Mr Motha replied it was more a question of the cut-off times, because delivery was delayed and did not happen at the same time as payment. This issue was apparent since 2007 but the AG did not pick it up at that point, and, when it was finally picked up, the reconciliations had to be backdated.

General items
Ms Mashiane commented that she was struggling to make sense of all the issues; it seemed that DWA did not have good institutional memory. She argued that asset management was not a new thing in government. She noted that the consultants, Kwinana and Associates, were paid from taxpayers’ money, and would have thought it left documents. Government work was ongoing, and it was unacceptable to claim that when one person or body left, the work had to start afresh.
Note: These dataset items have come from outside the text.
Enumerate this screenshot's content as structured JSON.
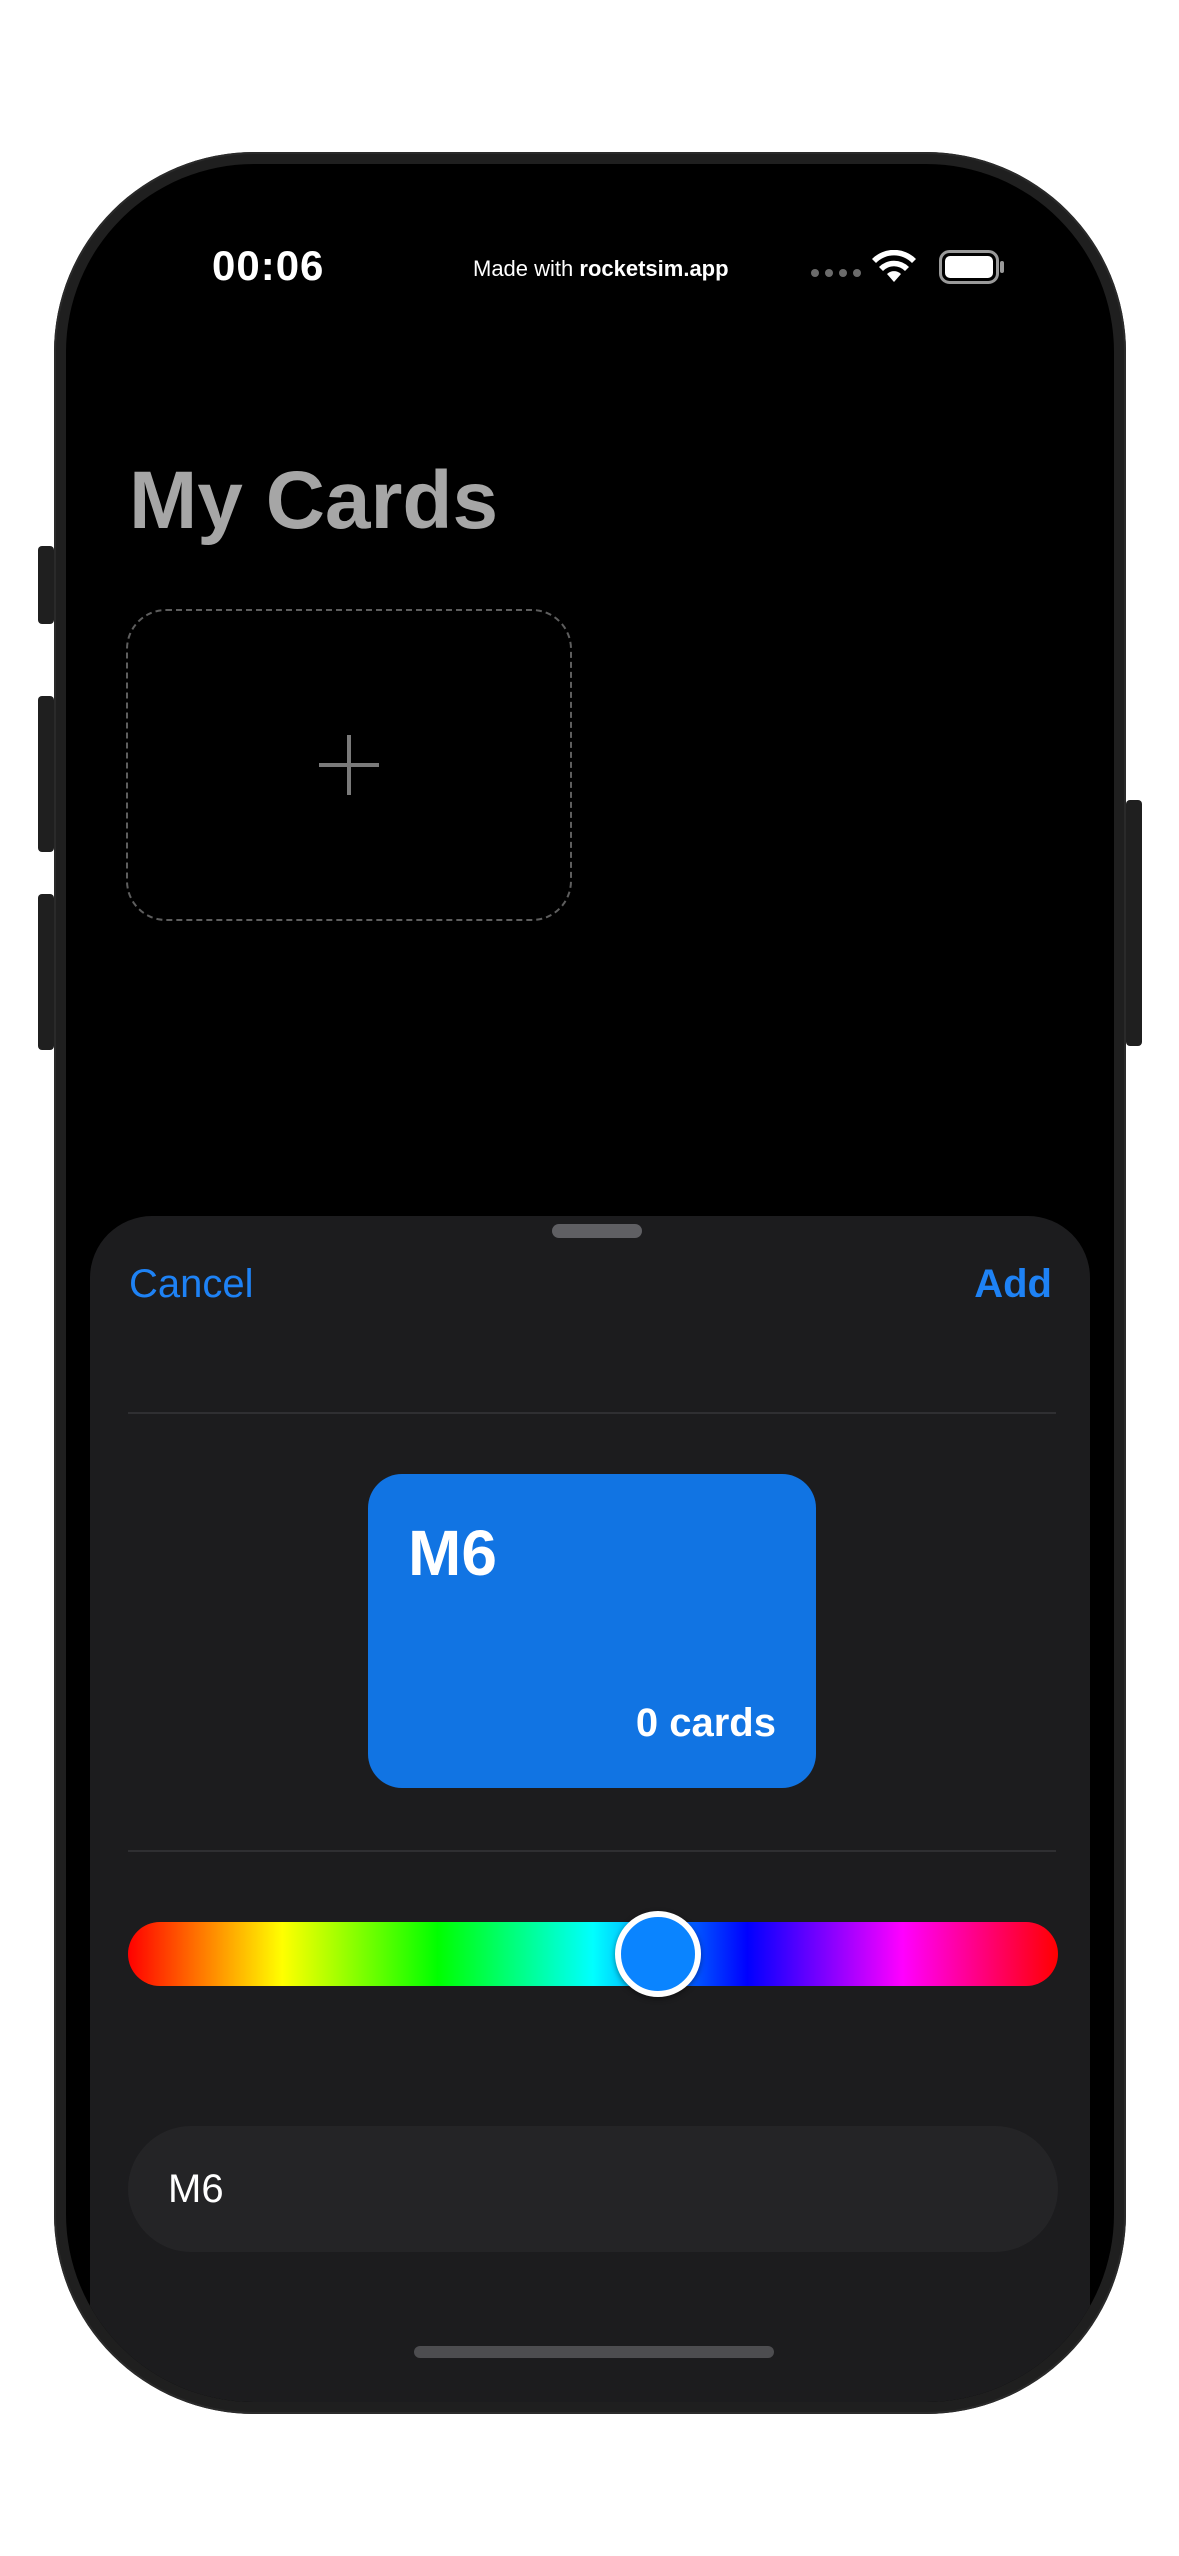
{
  "status_bar": {
    "time": "00:06",
    "made_with_prefix": "Made with ",
    "made_with_brand": "rocketsim.app"
  },
  "page": {
    "title": "My Cards"
  },
  "sheet": {
    "cancel_label": "Cancel",
    "add_label": "Add",
    "preview": {
      "title": "M6",
      "count": "0 cards"
    },
    "hue_slider": {
      "value": 0.57
    },
    "name_field_value": "M6"
  },
  "colors": {
    "accent": "#1e82f5",
    "card_color": "#1174e3",
    "thumb_color": "#0a84ff",
    "sheet_background": "#1c1c1e",
    "screen_background": "#000000"
  },
  "icons": {
    "add_card": "plus-icon",
    "wifi": "wifi-icon",
    "battery": "battery-icon"
  }
}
Mr Balzer replied that he had addressed the issue of assets broadly in the previous responses. He said that the assets questions raised in relation to the audit of the regional bulk infrastructure programme spanned a number of years. DWA used municipalities to implement the projects and this was where the AG picked up on the issue. DWA then had to reconcile over a number of years. He assured the Committee that, according to the reports from the regions, there was no loss to the state, because the documentation extracted did confirm that the assets and expenditure matched, but it was up to the AG to confirm that.

Mr Ainslie commented that two weeks ago, the Committee requested an update on expenditure on consultants,  in respect to a circular issued by the Accountant General (AccG). This information had not been received. He requested that the Department compare the Committee’s recommendations to what the AR contained. The Committee was also interested in some of the Special Investigations Unit (SIU) investigations that were ongoing. He called for the report.

Mr Ainslie commented that attendance of meetings by Audit Committee members should be clearly indicated in the report. He said he was concerned that the Audit Committee report on the main account contained the same information as in WTE account. This appeared to be a cut and paste exercise, and Members were aware it was one Department made up of two separate entities.

Mr Ainslie commented that the statistic of 94.7% South Africans having access to basic water was questionable. He asked how that figure was arrived at, and pointed out that in his constituency of Ndwedwe there was still a challenge around consumable water.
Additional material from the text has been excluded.